Rencontre avec Abderrahmane al-Abed, l’homme qui fait découvrir la mode saoudienne au monde entier

  • Le créateur saoudien Abderrahmane al-Abed, âgé de 28 ans, a créé en 2017 Qormuz, une marque de mode révolutionnaire qui ne ressemble à aucune autre dans le Royaume
  • «Notre culture a un pouvoir dont peu de gens se sont encore rendu compte», affirme le créateur de mode

DUBAÏ: Il y a une photo à laquelle le créateur de mode saoudien Abderrahmane al-Abed revient sans cesse. Elle a été prise lors du sommet du G20 en 2019 à Osaka, au Japon, et le prince héritier d’Arabie saoudite, Mohammed ben Salmane, s’y trouve au premier plan parmi d’autres dirigeants mondiaux. 

Sur la photo, c’est le choix vestimentaire du prince héritier qui attire l’attention: au milieu d'une foule en costumes, il est fièrement paré d’une tenue nationale. Pour Al-Abed, fondateur de la maison de couture révolutionnaire Qormuz, c’est la seule preuve dont il a besoin pour démontrer que la mode saoudienne peut changer le monde.

«Nous gagnons le respect des peuples du monde entier grâce à notre culture forte et à notre héritage inimitable», explique Al-Abed à Arab News. «Autrefois, c’était le kimono japonais, issu d’une autre culture riche en traditions, qui inspirait toutes les marques du monde. Notre culture a un pouvoir dont peu de gens se sont encore rendu compte.»

Linda Qari vêtue de la robe Al-Dalam de Qormuz en février. (Photo fournie)
Linda Qari vêtue de la robe Al-Dalam de Qormuz en février. (Photo fournie)

Al-Abed est un passionné d’histoire, qu’il s’agisse de l’étudier ou de l’écrire. Depuis qu’il a fondé Qormuz en 2017, ce jeune homme de 28 ans a créé une marque qui ne ressemble à aucune autre dans le Royaume, et cette année, il a commencé à attirer l’attention du monde entier. Ce mois-ci, une jubba qu’il a confectionnée pour l’acteur saoudien Mohammed el-Shehri est devenue virale; c’était la première fois qu’un homme portait la robe arabe traditionnelle sur le tapis rouge du célèbre Festival international du film de Venise. Ce n’est qu’un début, affirme-t-il, tout comme d’autres moments viraux de l’année écoulée.

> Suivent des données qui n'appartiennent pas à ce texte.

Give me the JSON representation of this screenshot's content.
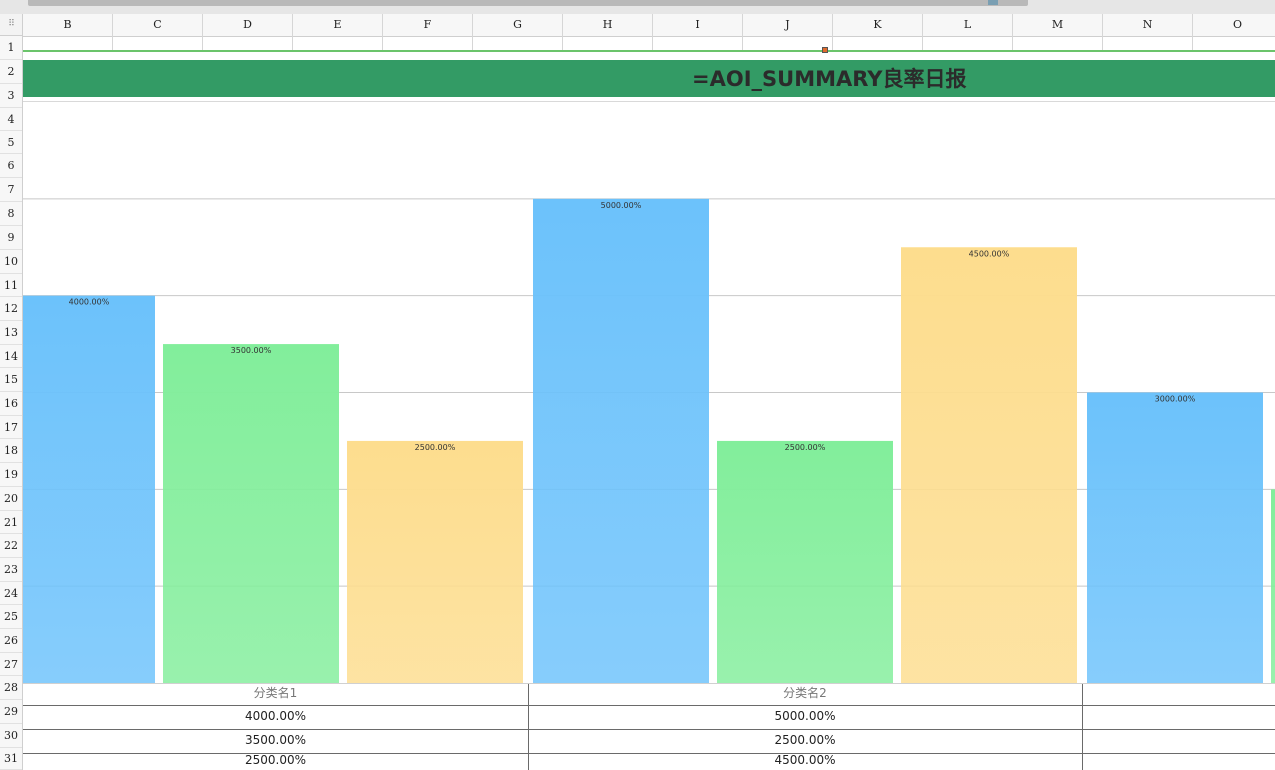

«Juste hier, en fait, nous avons fini de planifier la prochaine phase de la marque», révèle Al-Abed. «Au cours des six premières années, nous avons lancé des produits dans presque toutes les catégories du monde de la mode: mode pour hommes et pour femmes, accessoires, parfums, bijoux et autres. Peu importe les catégories dans lesquelles nous nous sommes développés, chacune a conservé l’esprit de la marque; chacune était empreinte d’une histoire, d’une culture et d’une expérience. Aujourd’hui, nous voyons plus grand.»

L’acteur saoudien Mohammed el-Shehri portant une jubba conçue par Abderrahmane al-Abed, lors du Festival international du film de Venise en septembre. (Getty Images)
L’acteur saoudien Mohammed el-Shehri portant une jubba conçue par Abderrahmane al-Abed, lors du Festival international du film de Venise en septembre. (Getty Images)
 

Cela signifie que de nouvelles catégories verront le jour, comme le prêt-à-porter, les vêtements de tous les jours et les tenues avant-gardistes conçues pour les défilés ou les tapis rouges. Ces dernières sont souvent mal comprises par les non-initiés, mais ces pièces contribuent davantage à communiquer l’idée d’une marque que la plupart des gens ne le pensent. C’est dans cet espace que la mode devient de l’art, et c’est là qu’Al-Abed placera sa toile, en s’inspirant de l’histoire du Royaume.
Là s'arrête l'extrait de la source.